OpenAI files confidential S-1, leaves IPO option open
OpenAI filed a confidential S-1 with the SEC and said it expects the filing to leak, keeping open the option to go public while it considers remaining private.
OpenAI submitted a confidential S-1 registration statement to the U.S. Securities and Exchange Commission and announced the filing on X on June 8. The company said it expects the confidential filing to leak and that it has not set a timeline for a possible initial public offering.

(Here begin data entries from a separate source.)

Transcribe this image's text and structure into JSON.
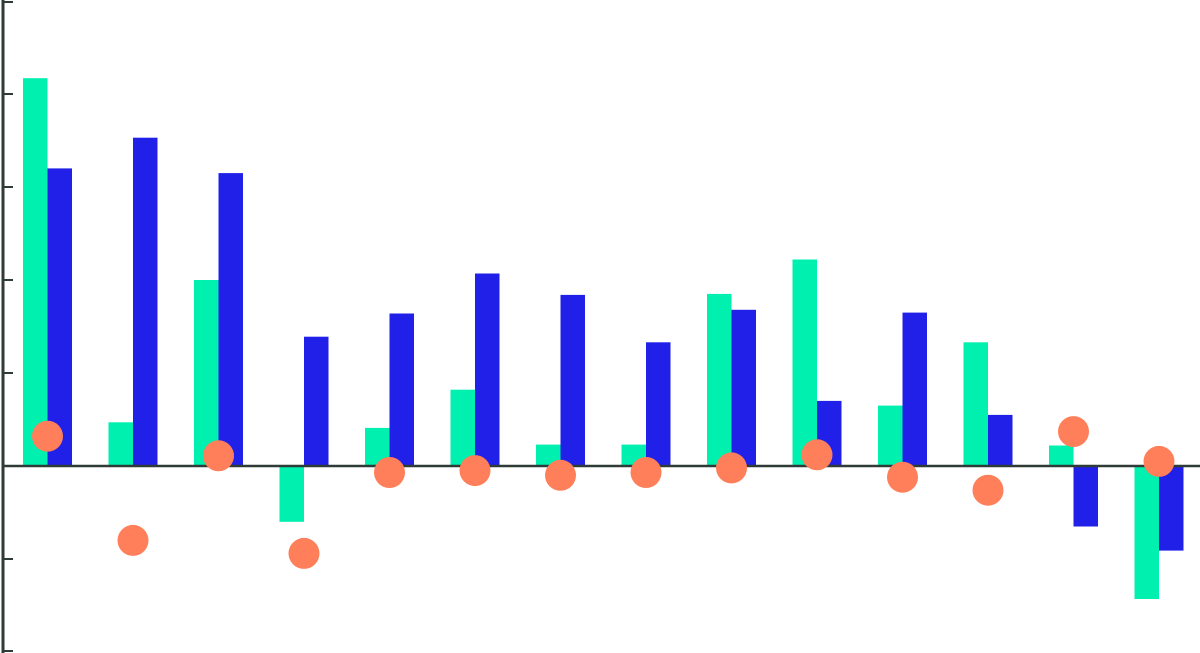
{
  "chart_data": {
    "type": "bar",
    "categories": [
      "",
      "",
      "",
      "",
      "",
      "",
      "",
      "",
      "",
      "",
      "",
      "",
      "",
      ""
    ],
    "series": [
      {
        "kind": "bar",
        "color": "#00F0B0",
        "values": [
          4.17,
          0.47,
          2.0,
          -0.6,
          0.41,
          0.82,
          0.23,
          0.23,
          1.85,
          2.22,
          0.65,
          1.33,
          0.22,
          -1.43
        ]
      },
      {
        "kind": "bar",
        "color": "#2020E8",
        "values": [
          3.2,
          3.53,
          3.15,
          1.39,
          1.64,
          2.07,
          1.84,
          1.33,
          1.68,
          0.7,
          1.65,
          0.55,
          -0.65,
          -0.91
        ]
      },
      {
        "kind": "scatter",
        "color": "#FF7F5A",
        "values": [
          0.32,
          -0.8,
          0.11,
          -0.94,
          -0.07,
          -0.05,
          -0.1,
          -0.07,
          -0.02,
          0.12,
          -0.12,
          -0.26,
          0.37,
          0.05
        ]
      }
    ],
    "ylim": [
      -2.0,
      5.0
    ],
    "yticks": [
      -1,
      0,
      1,
      2,
      3,
      4
    ],
    "ytick_labels_visible": false,
    "xtick_labels_visible": false,
    "grid": false,
    "legend": "none",
    "axis_color": "#2E3B36"
  }
}
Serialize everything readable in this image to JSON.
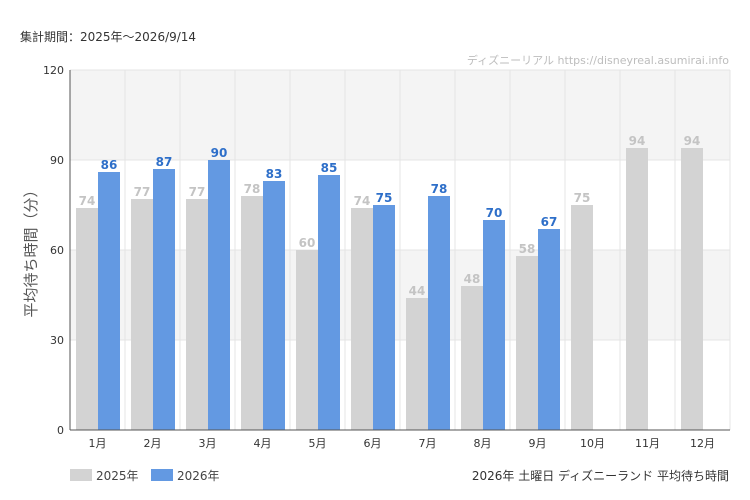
{
  "period_label": "集計期間：2025年～2026/9/14",
  "credit": "ディズニーリアル https://disneyreal.asumirai.info",
  "footer_title": "2026年 土曜日 ディズニーランド 平均待ち時間",
  "colors": {
    "series_2025": "#d3d3d3",
    "series_2026": "#6399e2",
    "label_2025": "#c4c4c4",
    "label_2026": "#2e6fc9",
    "band": "#f4f4f4",
    "grid": "#e4e4e4"
  },
  "chart_data": {
    "type": "bar",
    "ylabel": "平均待ち時間（分）",
    "ylim": [
      0,
      120
    ],
    "yticks": [
      0,
      30,
      60,
      90,
      120
    ],
    "categories": [
      "1月",
      "2月",
      "3月",
      "4月",
      "5月",
      "6月",
      "7月",
      "8月",
      "9月",
      "10月",
      "11月",
      "12月"
    ],
    "series": [
      {
        "name": "2025年",
        "values": [
          74,
          77,
          77,
          78,
          60,
          74,
          44,
          48,
          58,
          75,
          94,
          94
        ]
      },
      {
        "name": "2026年",
        "values": [
          86,
          87,
          90,
          83,
          85,
          75,
          78,
          70,
          67,
          null,
          null,
          null
        ]
      }
    ],
    "legend_position": "bottom-left",
    "grid": true
  }
}
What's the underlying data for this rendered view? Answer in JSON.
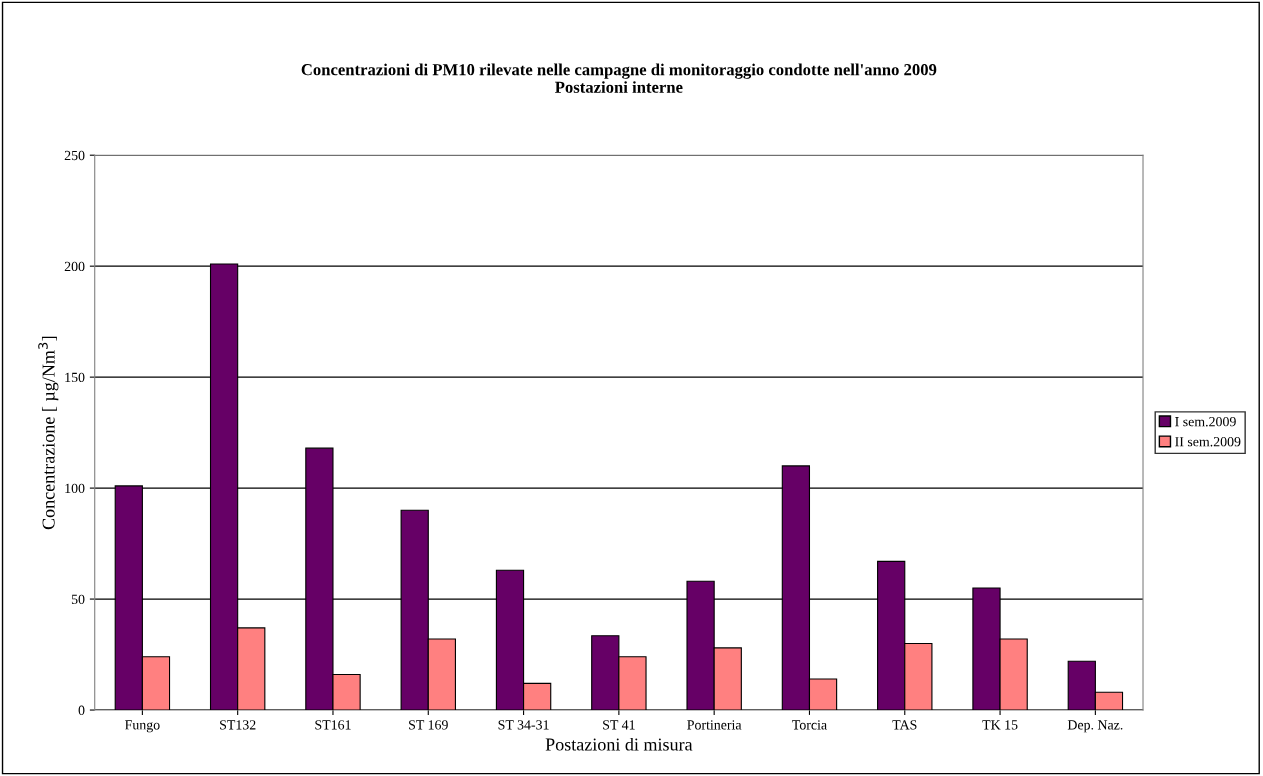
{
  "chart_data": {
    "type": "bar",
    "title": "Concentrazioni di PM10 rilevate nelle campagne di monitoraggio condotte nell'anno 2009\nPostazioni interne",
    "xlabel": "Postazioni di misura",
    "ylabel": "Concentrazione [ µg/Nm$^{3}$]",
    "categories": [
      "Fungo",
      "ST132",
      "ST161",
      "ST 169",
      "ST 34-31",
      "ST 41",
      "Portineria",
      "Torcia",
      "TAS",
      "TK 15",
      "Dep. Naz."
    ],
    "series": [
      {
        "name": "I sem.2009",
        "color": "#660066",
        "values": [
          101,
          201,
          118,
          90,
          63,
          33.5,
          58,
          110,
          67,
          55,
          22
        ]
      },
      {
        "name": "II sem.2009",
        "color": "#ff8080",
        "values": [
          24,
          37,
          16,
          32,
          12,
          24,
          28,
          14,
          30,
          32,
          8
        ]
      }
    ],
    "ylim": [
      0,
      250
    ],
    "yticks": [
      0,
      50,
      100,
      150,
      200,
      250
    ],
    "grid": "y",
    "legend": "right"
  }
}
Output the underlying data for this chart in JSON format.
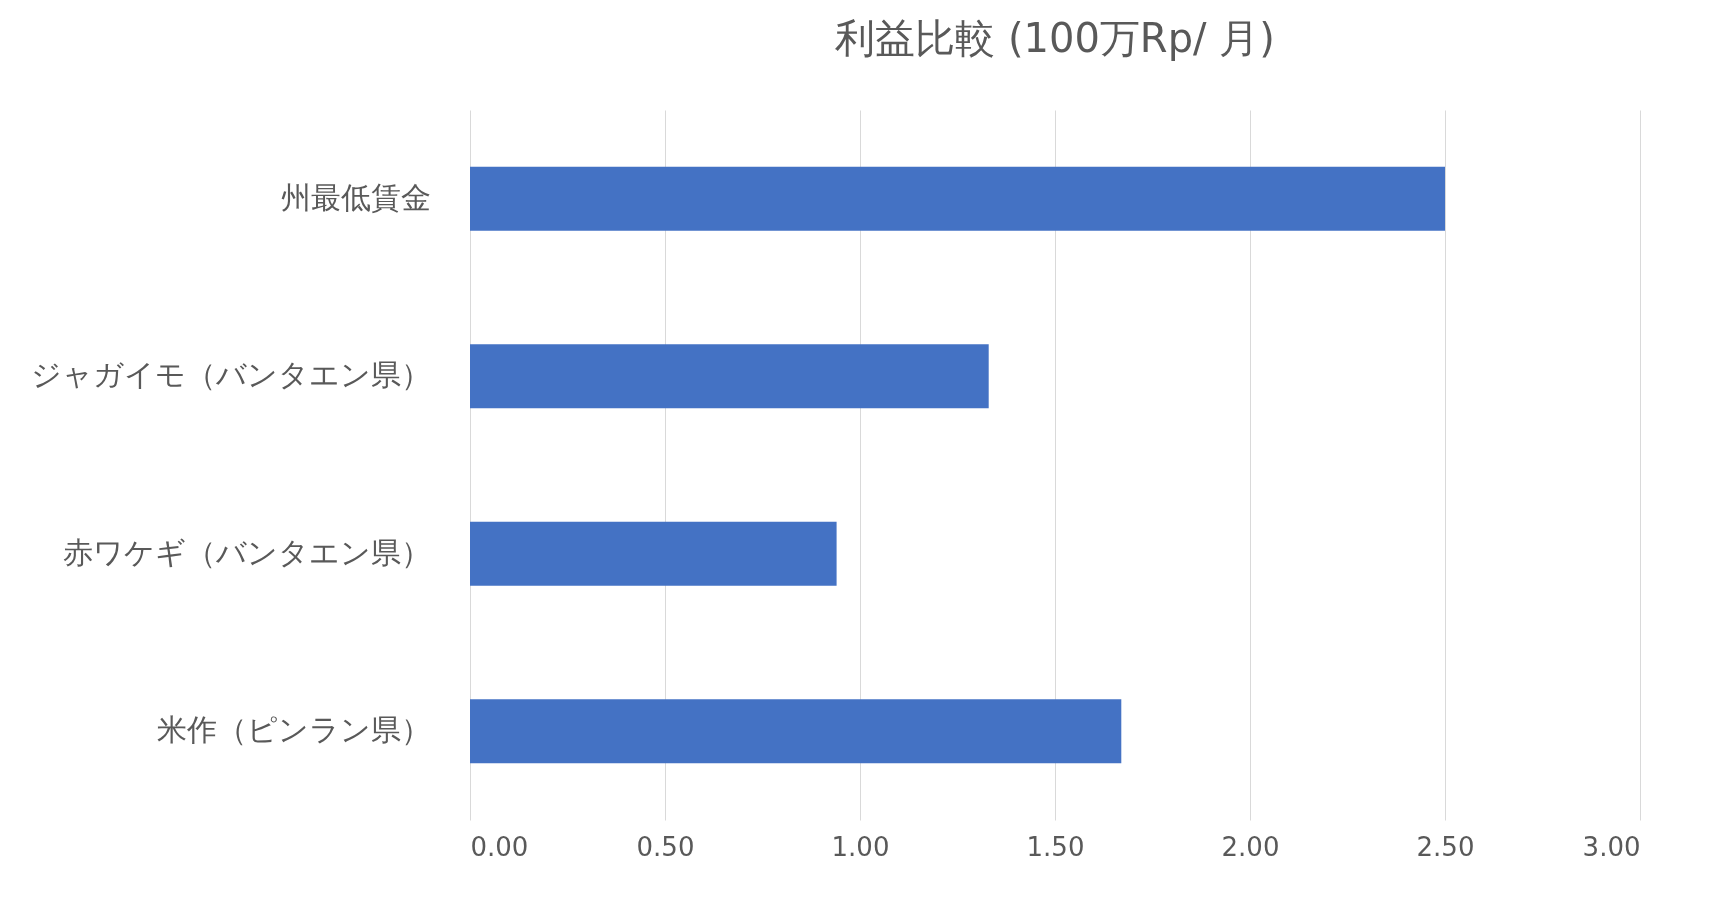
{
  "chart_data": {
    "type": "bar",
    "orientation": "horizontal",
    "title": "利益比較 (100万Rp/ 月)",
    "categories": [
      "州最低賃金",
      "ジャガイモ（バンタエン県）",
      "赤ワケギ（バンタエン県）",
      "米作（ピンラン県）"
    ],
    "values": [
      2.5,
      1.33,
      0.94,
      1.67
    ],
    "color": "#4472c4",
    "xlim": [
      0,
      3
    ],
    "xticks": [
      {
        "value": 0,
        "label": "0.00"
      },
      {
        "value": 0.5,
        "label": "0.50"
      },
      {
        "value": 1,
        "label": "1.00"
      },
      {
        "value": 1.5,
        "label": "1.50"
      },
      {
        "value": 2,
        "label": "2.00"
      },
      {
        "value": 2.5,
        "label": "2.50"
      },
      {
        "value": 3,
        "label": "3.00"
      }
    ],
    "grid": "x"
  }
}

The OpenAI Newsroom account posted: “We recently submitted a confidential S-1. We expect it to leak so we’re just announcing it. We have not decided on timing yet; it may be a while because there are things we want to do that are likely easier as a private company. But it’s a complicated set of tradeoffs and this gives us the option to go public sooner if that ends up being best.”
OpenAI did not disclose the size or structure of any offering. The company closed a funding round in March that valued it at about $852 billion. OpenAI has worked with Goldman Sachs and Morgan Stanley on a draft of the confidential S-1.
A confidential S-1 allows a company to submit draft registration documents to the SEC for review without making those documents public during the review. Companies use confidential filings to obtain regulatory feedback and keep strategic details private while they decide whether and when to list. If a company proceeds with an IPO, the S-1 is amended and becomes publicly available before shares begin trading.
Other large private technology companies have also moved toward public filings. Anthropic filed a confidential S-1 about a week earlier and recently completed a $65 billion fundraising round that valued it at about $965 billion. SpaceX is targeting a June 12 Nasdaq listing and has drawn demand near $150 billion, above an initial $75 billion target, with its order book scheduled to close this week.
OpenAI reiterated that the timing of any public offering remains undecided and that it may remain private for some time while it pursues plans it says are easier to carry out outside public markets.